PGA Tour and LIV Golf representatives, including Tiger Woods, are set to meet in-person in New York on Friday as they bid to strike a deal to end the game’s power struggle.
Thursday marks a year to the day that the PGA Tour and Saudi-backed LIV announced they would try and merge in news that shook the sport to its core.
Progress since then has been slow but according to The New York Times, key figures from both sides are now set to meet in New York on Friday. The report says that ‘both sides caution that a breakthrough is far from imminent.’
Woods is expected to be joined by John Henry, the Liverpool FC and Boston Red Sox owner who is on the PGA Tour’s transaction committee.
The Times says Rory McIlroy, one of LIV’s most vociferous critics before the merger news came out, will be joining the call remotely as he is playing in the Memorial Tournament at Muirfield. McIlroy tees off for his second round at 9:55am local time.
Tiger Woods is reportedly attending a New York meeting between PGA Tour and LIV on Friday
Woods, a member of the PGA Tour policy board, recently hosted a meeting with PGA Tour commissioner Jay Monahan and Yasir Al-Rumayyan – the governor of PIF, which funds LIV, in the Bahamas.
Adam Scott, another PGA Tour player director, said earlier this week that talks between the PGA and LIV would advance soon.
‘I think the PGA Tour has a vision of what it wants to look like 12, 18 (months) and then going forward, five, 10 and 20, you know, or at least 10 years down the line, let’s say, and what it should evolve into,’ he said to Golfweek.
‘But at the moment there’s another party that they’re negotiating with that has to believe in that vision as well, and I don’t know exactly what their vision is.
‘I think we are getting there, for sure. Eventually someone is going to have to put it out exactly what it is, and I think that will happen very soon. You have to break the ice, kind of, and someone has to show a hand. It’s got to happen soon. It’s moving along as quickly as it can.’
Last month, McIlroy admitted he is ‘concerned’ that the merger talks are heading for the rocks.
The world No 2 has transformed into a strong advocate for Saudi investment as a means of ending the hostilities with LIV.

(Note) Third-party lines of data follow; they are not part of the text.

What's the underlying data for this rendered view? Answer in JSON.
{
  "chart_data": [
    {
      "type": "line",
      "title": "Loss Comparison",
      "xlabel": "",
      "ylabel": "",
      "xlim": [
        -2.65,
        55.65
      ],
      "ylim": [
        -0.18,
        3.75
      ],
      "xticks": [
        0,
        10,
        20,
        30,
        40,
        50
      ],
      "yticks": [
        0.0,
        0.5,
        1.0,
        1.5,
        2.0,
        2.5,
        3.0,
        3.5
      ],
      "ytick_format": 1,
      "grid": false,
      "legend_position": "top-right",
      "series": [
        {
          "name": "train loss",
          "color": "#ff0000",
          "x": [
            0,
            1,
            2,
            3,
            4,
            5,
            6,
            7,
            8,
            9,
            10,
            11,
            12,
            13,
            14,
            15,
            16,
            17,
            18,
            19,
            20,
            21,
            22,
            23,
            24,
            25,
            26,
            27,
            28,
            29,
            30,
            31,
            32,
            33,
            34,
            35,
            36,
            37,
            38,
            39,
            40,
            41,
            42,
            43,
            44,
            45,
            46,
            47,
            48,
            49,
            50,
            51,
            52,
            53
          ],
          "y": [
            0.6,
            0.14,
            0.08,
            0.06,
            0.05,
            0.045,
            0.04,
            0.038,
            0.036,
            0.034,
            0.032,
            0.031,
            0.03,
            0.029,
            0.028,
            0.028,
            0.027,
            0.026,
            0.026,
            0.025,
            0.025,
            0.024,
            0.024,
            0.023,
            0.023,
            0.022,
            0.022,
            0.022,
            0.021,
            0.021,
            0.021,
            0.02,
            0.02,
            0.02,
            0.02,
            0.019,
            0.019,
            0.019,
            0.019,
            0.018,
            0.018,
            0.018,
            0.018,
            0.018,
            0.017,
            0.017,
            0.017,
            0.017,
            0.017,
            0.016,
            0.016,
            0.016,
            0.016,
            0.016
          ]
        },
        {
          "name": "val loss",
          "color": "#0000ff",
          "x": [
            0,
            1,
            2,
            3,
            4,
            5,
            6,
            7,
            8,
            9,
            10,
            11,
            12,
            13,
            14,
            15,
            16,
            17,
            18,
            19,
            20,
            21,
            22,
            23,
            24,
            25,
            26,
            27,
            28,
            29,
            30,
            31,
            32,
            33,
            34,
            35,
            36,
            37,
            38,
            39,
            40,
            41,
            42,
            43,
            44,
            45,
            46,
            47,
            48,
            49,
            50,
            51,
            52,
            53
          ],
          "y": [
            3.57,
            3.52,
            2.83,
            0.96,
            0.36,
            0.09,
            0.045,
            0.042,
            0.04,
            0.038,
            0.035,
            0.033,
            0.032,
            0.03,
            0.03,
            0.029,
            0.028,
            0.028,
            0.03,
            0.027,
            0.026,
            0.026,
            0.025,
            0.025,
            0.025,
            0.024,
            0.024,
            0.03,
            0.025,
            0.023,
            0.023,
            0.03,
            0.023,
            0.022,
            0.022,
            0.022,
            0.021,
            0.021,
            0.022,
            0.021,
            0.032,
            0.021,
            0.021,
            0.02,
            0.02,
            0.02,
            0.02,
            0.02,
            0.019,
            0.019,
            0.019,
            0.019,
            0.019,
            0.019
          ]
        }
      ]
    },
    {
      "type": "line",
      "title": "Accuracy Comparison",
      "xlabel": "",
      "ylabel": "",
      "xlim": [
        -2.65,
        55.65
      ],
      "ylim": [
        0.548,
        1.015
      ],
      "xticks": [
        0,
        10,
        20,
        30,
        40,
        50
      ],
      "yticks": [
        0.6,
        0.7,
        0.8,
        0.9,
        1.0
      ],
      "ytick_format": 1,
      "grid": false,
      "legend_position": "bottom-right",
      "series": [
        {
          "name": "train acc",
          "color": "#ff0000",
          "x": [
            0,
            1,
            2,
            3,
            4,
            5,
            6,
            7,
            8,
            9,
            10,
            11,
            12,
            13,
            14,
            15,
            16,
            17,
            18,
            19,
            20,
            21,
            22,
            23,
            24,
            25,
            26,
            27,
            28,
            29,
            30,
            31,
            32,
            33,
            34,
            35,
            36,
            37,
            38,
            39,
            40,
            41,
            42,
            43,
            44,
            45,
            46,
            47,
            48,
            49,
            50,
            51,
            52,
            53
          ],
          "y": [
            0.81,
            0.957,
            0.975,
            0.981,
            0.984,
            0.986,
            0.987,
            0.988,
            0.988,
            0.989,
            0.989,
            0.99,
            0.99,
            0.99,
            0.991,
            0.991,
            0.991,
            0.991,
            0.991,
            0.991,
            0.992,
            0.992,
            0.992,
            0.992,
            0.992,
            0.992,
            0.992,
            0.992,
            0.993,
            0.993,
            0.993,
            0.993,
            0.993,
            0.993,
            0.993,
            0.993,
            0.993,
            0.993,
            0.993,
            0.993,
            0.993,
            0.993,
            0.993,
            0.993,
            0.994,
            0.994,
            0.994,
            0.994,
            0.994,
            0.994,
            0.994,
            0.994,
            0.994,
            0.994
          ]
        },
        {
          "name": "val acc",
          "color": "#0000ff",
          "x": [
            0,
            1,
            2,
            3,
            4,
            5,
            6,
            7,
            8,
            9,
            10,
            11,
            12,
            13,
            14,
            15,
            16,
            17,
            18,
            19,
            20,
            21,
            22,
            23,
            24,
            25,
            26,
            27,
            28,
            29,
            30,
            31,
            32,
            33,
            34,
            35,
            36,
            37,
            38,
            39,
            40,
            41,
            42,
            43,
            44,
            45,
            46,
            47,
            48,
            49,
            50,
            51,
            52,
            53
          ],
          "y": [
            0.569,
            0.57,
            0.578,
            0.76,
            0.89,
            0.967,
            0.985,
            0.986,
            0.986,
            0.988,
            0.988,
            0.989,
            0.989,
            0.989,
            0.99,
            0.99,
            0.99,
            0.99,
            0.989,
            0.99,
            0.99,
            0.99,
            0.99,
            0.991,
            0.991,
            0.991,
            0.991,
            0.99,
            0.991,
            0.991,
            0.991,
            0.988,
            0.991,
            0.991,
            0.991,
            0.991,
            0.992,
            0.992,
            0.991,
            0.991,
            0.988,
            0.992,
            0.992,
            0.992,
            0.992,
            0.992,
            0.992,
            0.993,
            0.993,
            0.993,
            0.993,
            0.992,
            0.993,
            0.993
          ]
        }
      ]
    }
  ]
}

Rory McIlroy admitted last month that he fears the merger talks are ‘on the rocks’
The doubt comes from Jimmy Dunne’s resignation after orchestrating the merger last year
But following the resignation from the Tour’s policy board of Jimmy Dunne, the investment banker who had orchestrated last year’s framework agreement between the warring parties, McIlroy’s hopes of seeing a unified game seem to have plummeted.
Dunne chose to stand down because ‘no meaningful progress’ had been made despite almost a year of negotiations, while also inferring that too much power had been placed in the hands of a select group of player directors, including Woods, Jordan Spieth and Patrick Cantlay.
Speaking ahead of the US PGA Championship, McIlroy said: ‘Honestly I think it’s a huge loss for the PGA Tour (that Dunne is leaving the process), if they are trying to get this deal done with the PIF.
‘Jimmy was basically “the” relationship, the sort of conduit between the Tour and PIF. It’s been really unfortunate that he has not been involved for the last few months, and I think part of the reason that everything is stalling at the minute is because of that.
‘So it is really, really disappointing, and you know, I think the Tour is in a worse place because of it. We’ll see where it goes from here and we’ll see what happens.
‘But you know, I would say my confidence level on something getting done before last week was as low as it had been and then with this news of Jimmy resigning and knowing the relationship he has with the other side, and how much warmth there is from the other side, it’s concerning.’